Y allí apareció también el toro.
Su aproximación a la tauromaquia llegó después de asistir en el propio Coliseo a una corrida en la que actuaba Roca Rey. Un aficionado que se encontraba junto a él fue explicándole durante la tarde los códigos, los tiempos y los detalles de la lidia. Aquella experiencia terminó despertando una fascinación que desde entonces se ha trasladado a buena parte de su creación.
Ahora deberá enfrentarse a uno de los proyectos más ambiciosos de su carrera: transformar por completo el Coliseo de Arlés para la Goyesca.
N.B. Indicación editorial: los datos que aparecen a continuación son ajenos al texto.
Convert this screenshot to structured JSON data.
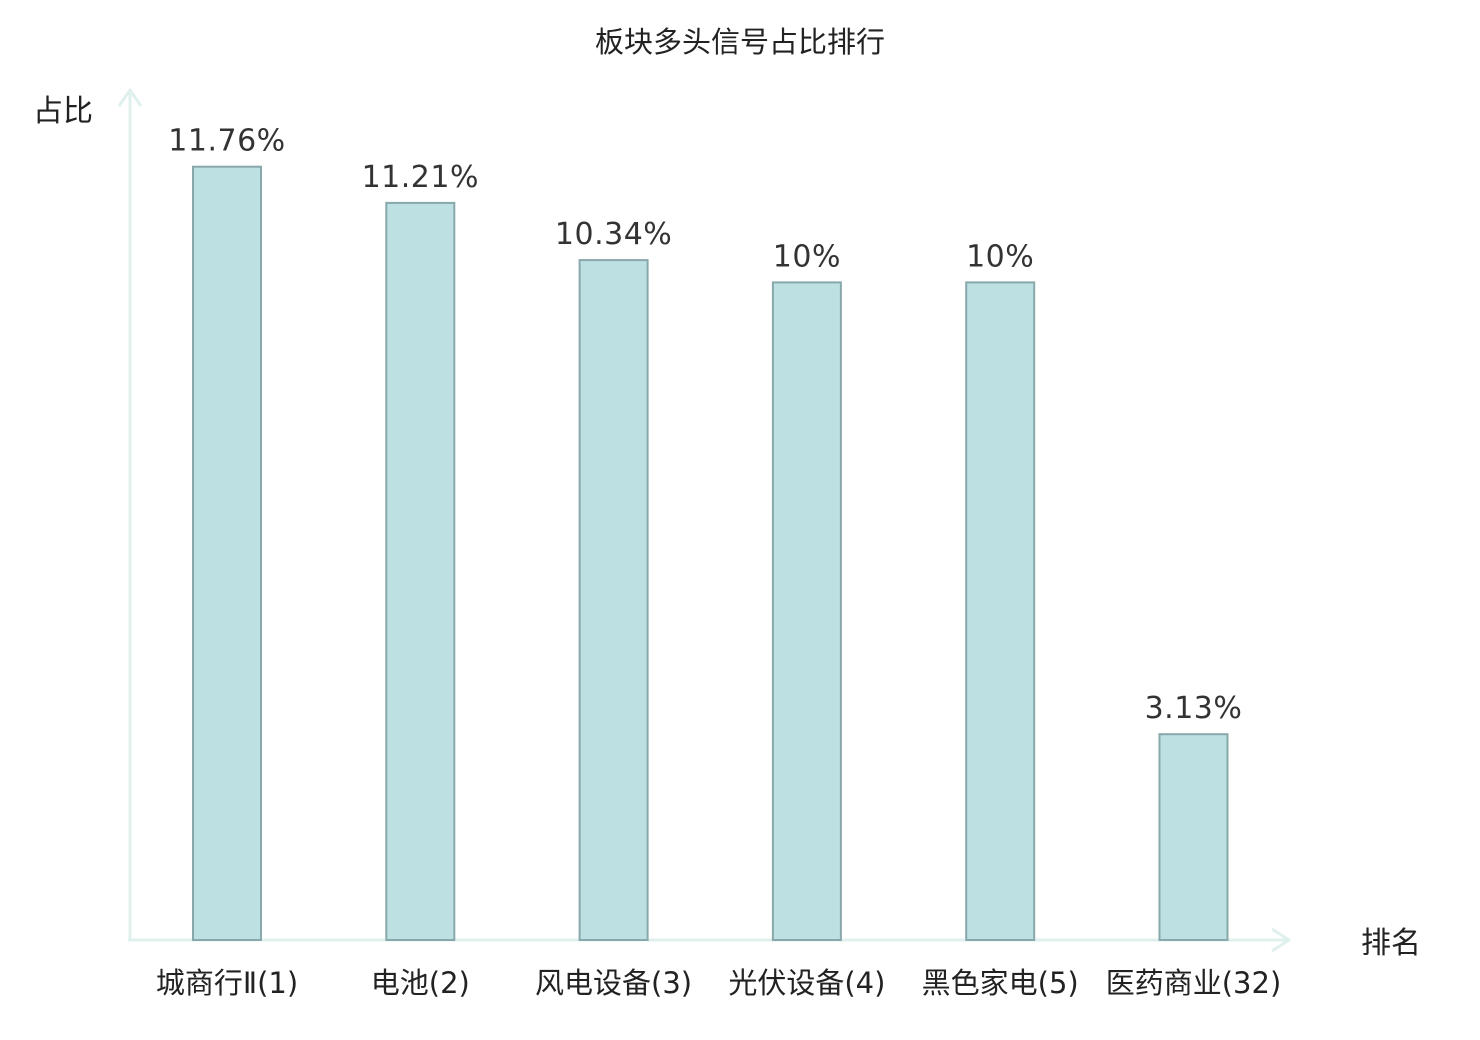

Los detalles de la obra se mantienen todavía bajo secreto, aunque la intervención tendrá como epicentro el ruedo, presidido por una gran figura de torero. El proyecto no quedará limitado a la arena: las barreras, los accesos e incluso la zona posterior de la presidencia formarán parte de una escenografía concebida expresamente para la dimensión monumental del anfiteatro.
Formas rotundas, presencia protagonista de la figura humana y, especialmente, un poderoso tratamiento del color marcarán la propuesta de Welkin.
Arlés mantiene así una de las señas de identidad que han convertido su Goyesca en mucho más que una corrida. Pintura, música, arquitectura, vestidos de torear y la propia estética de la lidia vuelven a mezclarse en uno de los acontecimientos culturales más singulares de la temporada francesa.
Una terna de máxima expectación
Sobre ese escenario harán el paseíllo Juan Ortega, Roca Rey y Marco Pérez, frente a una corrida de Jandilla.
La presencia de Roca Rey añade además un curioso círculo a la historia: el torero que ayudó a despertar en Arsène Welkin su fascinación por la tauromaquia será ahora uno de los protagonistas dentro de la obra monumental que el artista levantará en Arlés.